Qu'est-ce donc que cet Alcazar où des rois Wisigoths à Charles-Quint, des Califes à Isabelle la Catholique, d'Alphonse VI à Philippe II, du Cid qui fut son premier gouverneur, aux Cadets qui l'ont rendu plus illustre encore, toute l'histoire et toute la grandeur de l'Espagne viennent s'inscrire successivement ?
Aucun de ceux qui ont visité l'"exaltante Tolède" n'a oublié ce vaste édifice qui la domine de ses longs murs, flanqué de quatre énormes tours. Massif, sans grâce, l'Alcazar achève pourtant de façon merveilleuse la figure de la ville sacerdotale, telle qu'au soleil couchant on la découvre, dans une lumière rouge et ocrée, quand on arrive par le pont d'Alcantara.
Cernée par la boucle profonde du Tage, Tolède amoncelle "ses ruines romaines, ses basiliques wisigothes, ses mosquées arabes, ses synagogues désaffectées, ses églises et ses plaisirs", en une ascension disparate. Sous la lumière la plus dure et la plus fauve qui soit au monde, ses maisons aux portes écussonnées, bardées de fer, semblent ne vivre que refermées sur elles-mêmes, pour la fraîcheur secrète de leurs jardins intérieurs et de leurs patios. Et c'est autour de l'Alcazar, non loin de cette cathédrale démesurée aux immenses déambulatoires faits pour une foule qui parle, se promène, joue de l'éventail et cause familièrement avec la Vierge et le saints tout autant qu'elle les prie, c'est au pied de l'Alcazar que vient battre et se concentre la vie de la vieille cité castillane.
Au delà, près de ses palais et de ses églises les plus fameuses, vers la Porte du Soleil ou vers Saint-Jean-les-Rois, ce ne sont que places désertes, sous un ciel de feu, remparts abandonnés, murailles nues où l'on s'attend toujours à voir surgir le toit de paille entre-croisée de quelque souk marocain. Mais le centre même de la ville est là, entre la masse carrée de la citadelle et les tours de la cathédrale, non loin des éventaires où des artisans silencieux cisèlent l'acier et le vermeil, non loin des couvents, des églises et de la plus connue d'entre elles, ce Santo-Tomé sans grâce qui, sous un voile fané, abrite l'Enterrement du comte d'Orgaz, la toile la plus célèbre du Greco.
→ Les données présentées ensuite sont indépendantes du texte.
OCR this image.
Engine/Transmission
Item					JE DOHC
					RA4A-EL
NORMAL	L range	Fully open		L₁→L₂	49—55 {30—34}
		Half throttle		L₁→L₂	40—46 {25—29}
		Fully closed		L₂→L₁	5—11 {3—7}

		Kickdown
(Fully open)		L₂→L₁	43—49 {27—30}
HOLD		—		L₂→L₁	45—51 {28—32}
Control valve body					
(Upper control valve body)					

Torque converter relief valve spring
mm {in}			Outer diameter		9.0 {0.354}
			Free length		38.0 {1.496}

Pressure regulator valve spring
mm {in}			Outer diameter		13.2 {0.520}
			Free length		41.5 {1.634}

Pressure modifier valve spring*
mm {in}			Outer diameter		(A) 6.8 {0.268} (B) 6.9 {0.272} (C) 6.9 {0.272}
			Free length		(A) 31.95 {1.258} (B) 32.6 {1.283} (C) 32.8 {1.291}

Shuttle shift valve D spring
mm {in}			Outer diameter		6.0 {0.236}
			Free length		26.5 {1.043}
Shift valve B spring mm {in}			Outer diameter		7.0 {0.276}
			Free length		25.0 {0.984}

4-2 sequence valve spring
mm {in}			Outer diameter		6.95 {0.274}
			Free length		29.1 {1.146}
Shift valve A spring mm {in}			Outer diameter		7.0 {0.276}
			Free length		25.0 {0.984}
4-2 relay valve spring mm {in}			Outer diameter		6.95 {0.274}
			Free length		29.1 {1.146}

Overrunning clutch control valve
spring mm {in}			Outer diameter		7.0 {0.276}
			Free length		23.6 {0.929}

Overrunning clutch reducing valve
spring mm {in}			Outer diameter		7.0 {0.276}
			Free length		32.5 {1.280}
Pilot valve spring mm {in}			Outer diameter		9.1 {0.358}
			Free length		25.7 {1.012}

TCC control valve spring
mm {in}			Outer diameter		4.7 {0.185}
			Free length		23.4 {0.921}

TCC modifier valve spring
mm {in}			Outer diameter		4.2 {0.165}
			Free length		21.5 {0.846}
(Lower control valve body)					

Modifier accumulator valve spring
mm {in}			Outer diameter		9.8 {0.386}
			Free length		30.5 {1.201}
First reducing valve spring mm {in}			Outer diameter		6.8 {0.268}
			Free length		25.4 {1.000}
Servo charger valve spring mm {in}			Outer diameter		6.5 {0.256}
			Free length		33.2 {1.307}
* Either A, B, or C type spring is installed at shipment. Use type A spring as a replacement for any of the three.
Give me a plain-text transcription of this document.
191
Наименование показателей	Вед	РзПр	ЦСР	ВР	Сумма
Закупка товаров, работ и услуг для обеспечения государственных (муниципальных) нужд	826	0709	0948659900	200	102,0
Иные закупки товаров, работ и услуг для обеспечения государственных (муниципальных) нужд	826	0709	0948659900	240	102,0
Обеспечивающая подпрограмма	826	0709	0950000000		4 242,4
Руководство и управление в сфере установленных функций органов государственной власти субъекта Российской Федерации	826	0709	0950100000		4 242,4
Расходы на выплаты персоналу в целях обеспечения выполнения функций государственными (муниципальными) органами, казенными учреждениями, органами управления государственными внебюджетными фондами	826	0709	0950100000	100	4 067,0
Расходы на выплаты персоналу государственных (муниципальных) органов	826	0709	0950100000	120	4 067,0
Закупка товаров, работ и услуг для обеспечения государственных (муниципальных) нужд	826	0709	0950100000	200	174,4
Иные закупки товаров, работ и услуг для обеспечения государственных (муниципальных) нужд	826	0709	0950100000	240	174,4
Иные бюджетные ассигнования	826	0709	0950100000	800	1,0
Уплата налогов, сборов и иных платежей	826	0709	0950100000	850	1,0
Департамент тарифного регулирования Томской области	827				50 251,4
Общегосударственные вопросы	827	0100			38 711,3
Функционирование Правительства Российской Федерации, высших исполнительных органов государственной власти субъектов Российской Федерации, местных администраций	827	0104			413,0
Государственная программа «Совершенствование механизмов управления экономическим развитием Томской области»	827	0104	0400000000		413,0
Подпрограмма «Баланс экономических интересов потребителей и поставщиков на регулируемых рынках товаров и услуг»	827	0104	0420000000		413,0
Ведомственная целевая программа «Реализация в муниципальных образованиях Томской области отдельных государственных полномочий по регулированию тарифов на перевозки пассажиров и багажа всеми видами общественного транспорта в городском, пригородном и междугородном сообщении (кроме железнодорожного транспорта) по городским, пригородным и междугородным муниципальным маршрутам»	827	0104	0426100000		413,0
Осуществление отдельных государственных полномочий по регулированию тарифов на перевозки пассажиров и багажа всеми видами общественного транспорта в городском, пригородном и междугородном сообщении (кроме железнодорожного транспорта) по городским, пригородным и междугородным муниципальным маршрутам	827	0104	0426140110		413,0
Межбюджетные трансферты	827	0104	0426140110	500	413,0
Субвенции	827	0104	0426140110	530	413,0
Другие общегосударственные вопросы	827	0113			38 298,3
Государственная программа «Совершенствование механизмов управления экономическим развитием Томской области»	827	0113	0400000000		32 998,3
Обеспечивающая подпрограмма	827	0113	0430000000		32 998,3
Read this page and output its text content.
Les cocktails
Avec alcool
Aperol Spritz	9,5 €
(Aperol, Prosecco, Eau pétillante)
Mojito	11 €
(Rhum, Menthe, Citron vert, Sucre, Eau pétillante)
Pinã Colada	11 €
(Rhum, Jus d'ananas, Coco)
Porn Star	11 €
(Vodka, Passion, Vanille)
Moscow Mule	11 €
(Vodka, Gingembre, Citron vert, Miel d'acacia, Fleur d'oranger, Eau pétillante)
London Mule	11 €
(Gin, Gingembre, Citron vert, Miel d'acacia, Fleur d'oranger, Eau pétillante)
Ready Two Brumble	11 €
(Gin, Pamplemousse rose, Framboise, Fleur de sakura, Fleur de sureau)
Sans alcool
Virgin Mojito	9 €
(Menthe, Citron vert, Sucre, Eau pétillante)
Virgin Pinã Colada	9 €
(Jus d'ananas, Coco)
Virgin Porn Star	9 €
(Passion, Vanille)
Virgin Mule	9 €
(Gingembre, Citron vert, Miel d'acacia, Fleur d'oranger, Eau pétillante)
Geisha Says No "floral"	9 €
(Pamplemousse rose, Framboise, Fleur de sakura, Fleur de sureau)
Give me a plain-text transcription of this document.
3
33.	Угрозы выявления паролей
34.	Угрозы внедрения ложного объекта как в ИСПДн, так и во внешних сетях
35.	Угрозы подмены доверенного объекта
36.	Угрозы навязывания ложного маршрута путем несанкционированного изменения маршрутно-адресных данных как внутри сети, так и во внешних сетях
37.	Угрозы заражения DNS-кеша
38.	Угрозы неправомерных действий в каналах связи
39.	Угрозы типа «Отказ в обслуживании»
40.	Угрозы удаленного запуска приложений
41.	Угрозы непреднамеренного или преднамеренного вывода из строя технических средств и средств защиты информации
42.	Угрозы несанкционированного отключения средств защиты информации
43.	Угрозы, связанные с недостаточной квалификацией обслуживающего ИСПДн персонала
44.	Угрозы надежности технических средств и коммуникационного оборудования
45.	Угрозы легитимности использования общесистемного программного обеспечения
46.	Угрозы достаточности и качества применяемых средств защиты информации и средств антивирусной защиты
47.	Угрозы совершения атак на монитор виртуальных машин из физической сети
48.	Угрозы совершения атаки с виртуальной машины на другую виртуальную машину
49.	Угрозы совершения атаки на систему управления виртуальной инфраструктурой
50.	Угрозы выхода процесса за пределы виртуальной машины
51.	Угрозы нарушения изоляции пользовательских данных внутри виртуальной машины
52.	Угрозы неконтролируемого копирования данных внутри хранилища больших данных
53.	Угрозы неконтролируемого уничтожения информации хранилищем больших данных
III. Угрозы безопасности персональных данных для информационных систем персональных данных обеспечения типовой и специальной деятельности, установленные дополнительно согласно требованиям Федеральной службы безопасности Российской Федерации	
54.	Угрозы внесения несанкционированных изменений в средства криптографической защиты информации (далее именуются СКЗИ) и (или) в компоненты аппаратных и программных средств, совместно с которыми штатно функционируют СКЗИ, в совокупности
D'un côté, l'Alcazar domine le Tage aux flots rapides et l'amas de maisons basses qui s'étagent sur ses degrés rocheux ; de l'autre (et l'on y accède par une pente raide) il surplombe la célèbre place de Zocodover, aux cent balcons, jaune et verte, toute bruissante de vie allègre, avec ses cafés, ses hôtels, son odeur d'huile d'olive, et vers laquelle toutes les rues de Tolède ramènent les pas du voyageur.
En quittant Zocodover, on franchit l'Arco de la Sangre, cette ravissante porte mauresque à l'arc outrepassé, toute proche de la Posada où vécut Cervantès. Et, devant l'hôpital de la Santa-Cruz, par une rampe escarpée aux marches informes, on aborde la masse rectangulaire de l'Alcazar, juchée au-dessus du quartier réservé, face à la plaine de Castille, dévorée de poussière.
De là-haut, toute une partie de Tolède se déploie et se livre au regard qui s'étend jusqu'aux collines de pierre sèche, où les bourgeois et les nobles ont leurs maisons de campagne, leurs cigarrals, c'est-à-dire leurs cigalières. Gardée par d'anciens châteaux forts, la vallée du Tage s'étire en gorges profondes, et la "haute ville des vainqueurs", sur l'éperon qu'encercle le fleuve vert, se dresse comme l'achèvement et la parfaite image de cette terre de fierté et de feu.